INDIANAPOLIS — The Republican-controlled Indiana Senate will consider at least 14 proposed changes to legislation that aims to balance religious freedom with civil rights protections based on sexual orientation.
Senate Bill 344, which advanced to the full chamber last week following a 7-5 committee vote, must be presented Tuesday for potential amendment by any senator to receive a final vote by Wednesday's deadline to send it to the House.
State Sen. Travis Holdman, R-Markle, sponsor of the measure, said Monday he will call the legislation for "second reading" Tuesday.
It prohibits discrimination in housing, employment and public accommodations based on sexual orientation or military status, but exempts nearly any entity with a connection to religion and most wedding service providers.
Already senators are chomping at the bit to alter it.

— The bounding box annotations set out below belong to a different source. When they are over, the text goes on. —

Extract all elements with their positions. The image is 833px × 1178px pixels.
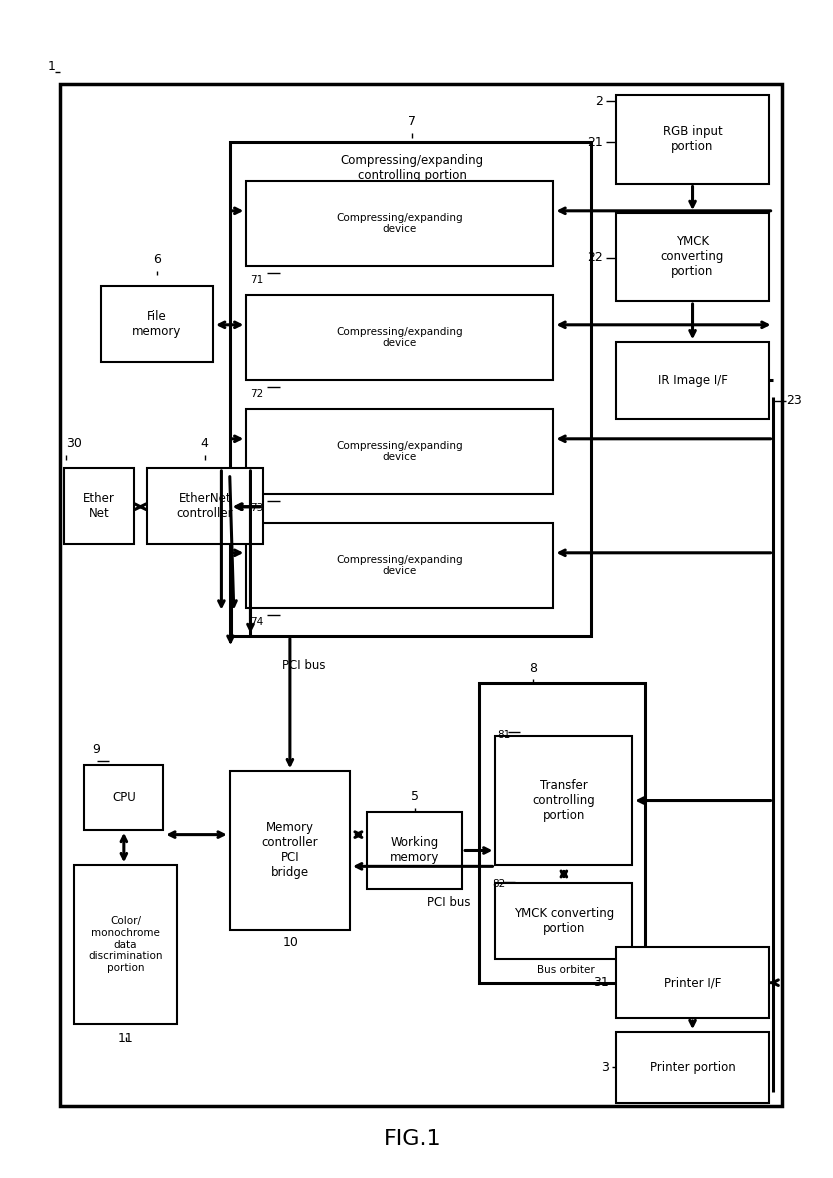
- Bar: [147, 468, 263, 544]
- Text: 21: 21: [587, 135, 603, 148]
- Text: Memory
controller
PCI
bridge: Memory controller PCI bridge: [262, 821, 318, 880]
- Text: 7: 7: [408, 115, 416, 128]
- Text: IR Image I/F: IR Image I/F: [657, 373, 727, 386]
- Text: 6: 6: [153, 253, 162, 266]
- Bar: [247, 523, 553, 608]
- Bar: [101, 286, 213, 362]
- Text: 8: 8: [529, 662, 536, 675]
- Text: 11: 11: [118, 1032, 134, 1045]
- Text: RGB input
portion: RGB input portion: [663, 126, 722, 153]
- Bar: [616, 1032, 770, 1103]
- Bar: [230, 772, 350, 929]
- Text: Compressing/expanding
device: Compressing/expanding device: [337, 213, 463, 234]
- Text: YMCK converting
portion: YMCK converting portion: [514, 907, 614, 935]
- Text: 30: 30: [66, 437, 82, 450]
- Bar: [247, 181, 553, 266]
- Text: Color/
monochrome
data
discrimination
portion: Color/ monochrome data discrimination po…: [88, 916, 162, 973]
- Bar: [496, 882, 632, 959]
- Bar: [230, 143, 591, 636]
- Bar: [479, 683, 645, 982]
- Text: File
memory: File memory: [132, 310, 182, 338]
- Text: PCI bus: PCI bus: [282, 659, 325, 671]
- Text: Bus orbiter: Bus orbiter: [537, 965, 595, 975]
- Text: 10: 10: [282, 935, 298, 948]
- Text: FIG.1: FIG.1: [383, 1129, 441, 1149]
- Text: YMCK
converting
portion: YMCK converting portion: [661, 236, 724, 278]
- Text: 31: 31: [593, 977, 609, 990]
- Bar: [84, 766, 163, 830]
- Text: PCI bus: PCI bus: [427, 896, 471, 909]
- Text: Compressing/expanding
device: Compressing/expanding device: [337, 555, 463, 576]
- Text: 4: 4: [201, 437, 209, 450]
- Text: Ether
Net: Ether Net: [83, 492, 115, 521]
- Text: Compressing/expanding
device: Compressing/expanding device: [337, 326, 463, 349]
- Text: 74: 74: [251, 617, 264, 627]
- Text: 3: 3: [601, 1061, 609, 1074]
- Bar: [496, 736, 632, 865]
- Text: Printer I/F: Printer I/F: [664, 977, 721, 990]
- Text: 5: 5: [411, 790, 419, 803]
- Text: 1: 1: [47, 60, 55, 73]
- Text: Transfer
controlling
portion: Transfer controlling portion: [532, 779, 596, 822]
- Bar: [247, 409, 553, 494]
- Bar: [616, 213, 770, 302]
- Bar: [616, 95, 770, 184]
- Bar: [616, 947, 770, 1018]
- Bar: [59, 84, 782, 1106]
- Text: 2: 2: [596, 94, 603, 107]
- Text: 81: 81: [497, 730, 511, 740]
- Bar: [63, 468, 134, 544]
- Text: 23: 23: [786, 395, 801, 408]
- Text: Compressing/expanding
device: Compressing/expanding device: [337, 441, 463, 462]
- Text: 22: 22: [587, 251, 603, 264]
- Text: 72: 72: [251, 389, 264, 399]
- Text: 73: 73: [251, 503, 264, 514]
- Text: Compressing/expanding
controlling portion: Compressing/expanding controlling portio…: [341, 154, 484, 183]
- Bar: [616, 342, 770, 418]
- Text: EtherNet
controller: EtherNet controller: [177, 492, 233, 521]
- Bar: [367, 813, 462, 888]
- Text: Working
memory: Working memory: [390, 836, 439, 865]
- Bar: [247, 296, 553, 379]
- Text: 71: 71: [251, 276, 264, 285]
- Text: 9: 9: [92, 743, 101, 756]
- Text: CPU: CPU: [112, 792, 136, 805]
- Text: Printer portion: Printer portion: [650, 1061, 736, 1074]
- Bar: [73, 865, 177, 1024]
- Text: 82: 82: [492, 879, 506, 889]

Two of the proposed amendments add transgender Hoosiers to the anti-discrimination protections the measure would provide lesbian, gay and bisexual Hoosiers.
State Sen. Ron Alting, R-Lafayette, also would allow localities to enact civil rights protections covering LGB and T through 2017.
Currently, the legislation leaves intact human rights ordinances enacted prior to 2016, but does not allow any additional local protections that would be stronger than state law.
On the other hand, state Sen. Brent Waltz, R-Greenwood, wants to eliminate all local civil rights ordinances and would exclude most employers from the prohibition on hiring discrimination.
Waltz also suggests limiting civil rights protections to "actual" homosexual or bisexual Hoosiers, instead of also including men and women "perceived" as gay.
He does not specify how that should be tested.
Senators can file proposed amendments through Tuesday morning. A majority of the 50 lawmakers must approve an amendment to alter the legislation prior to the final chamber vote.